Yes, they only support a simple displacement, enough to implement sub-sequences (a la shared substring).
[Adjusting an array] If the existing data array is large enough for the new size, we should allow an implementation to re-use the existing data array, for efficiency;That might not be easy. The data under srfi-25 may be in quite different order in the array and in its backing vector.
Yes. It mainly is useful when adjusting (increasing or reducing) the "major" dimension - and msotly only for one-dimensions arrays.
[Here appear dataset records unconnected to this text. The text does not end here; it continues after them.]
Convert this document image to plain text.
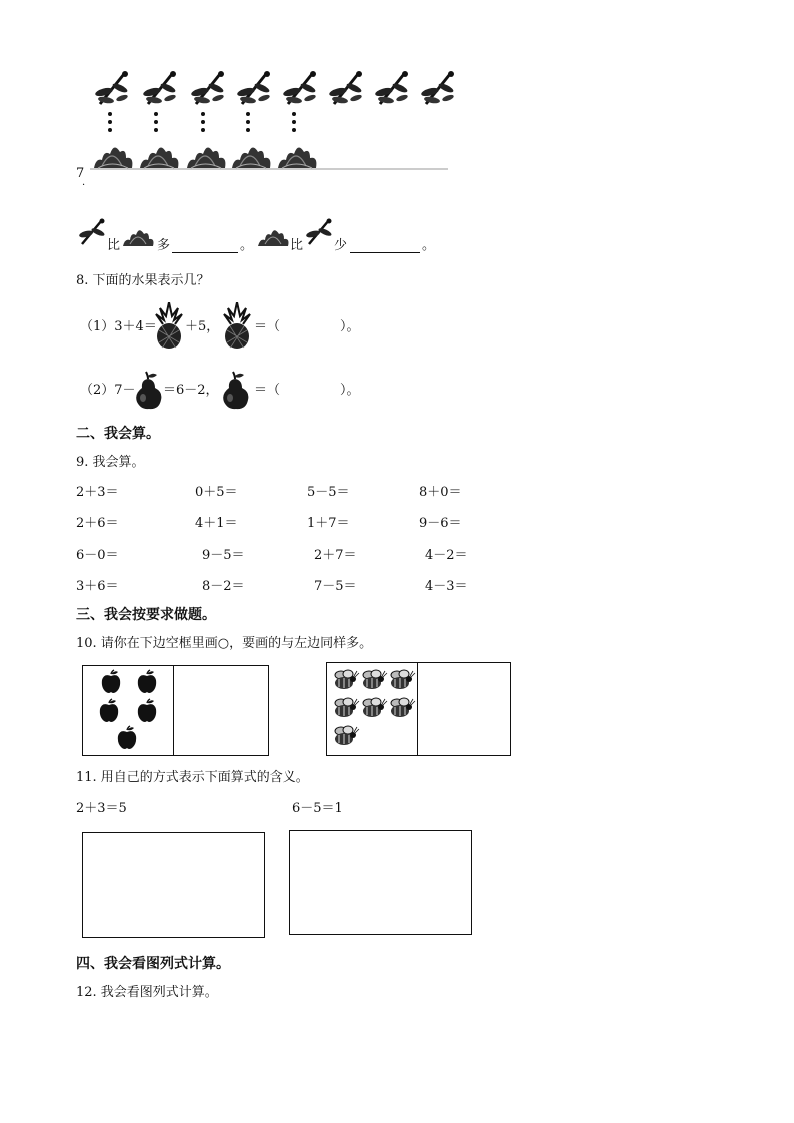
7
·
比	多	。	比 少	。
8. 下面的水果表示几？
（1）3＋4＝ ＋5，	＝（	）。
（2）7－ ＝6－2，	＝（	）。
二、我会算。
9. 我会算。
2＋3＝	0＋5＝	5－5＝	8＋0＝
2＋6＝	4＋1＝	1＋7＝	9－6＝
6－0＝	9－5＝	2＋7＝	4－2＝
3＋6＝	8－2＝	7－5＝	4－3＝
三、我会按要求做题。
10. 请你在下边空框里画○，要画的与左边同样多。
11. 用自己的方式表示下面算式的含义。
2＋3＝5	6－5＝1
四、我会看图列式计算。
12. 我会看图列式计算。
Note an implication of this representation is that you don't want to use a general array for a shape. Instead' you'd want a shape to be a simple (but read-only) vector. So I strongly suggest that the specification be changed to make shape be a *one*-dimensional array - or better yet make it an unspecified opaque type. (In that case for Kawa I would use a simple Java primitive int array.)We could easily make shapes their own type, with accessors (shape-begin shp k) (shape-end shp k) for 0 <= k < (shape-length shp), say, or replace (array-shape arr) with (array-begin arr k) (array-end arr k) for 0 <= k < (array-rank arr), so shapes could still be arrays but a shape of an array would not be accessible, if that would really be useful in practice.
It might be useful to have both, where array-begin is a convenience function (and possible optimization) of shape+shape-begin.
But I'd like to keep arbitrary lower bounds, even if they most often are zeroes.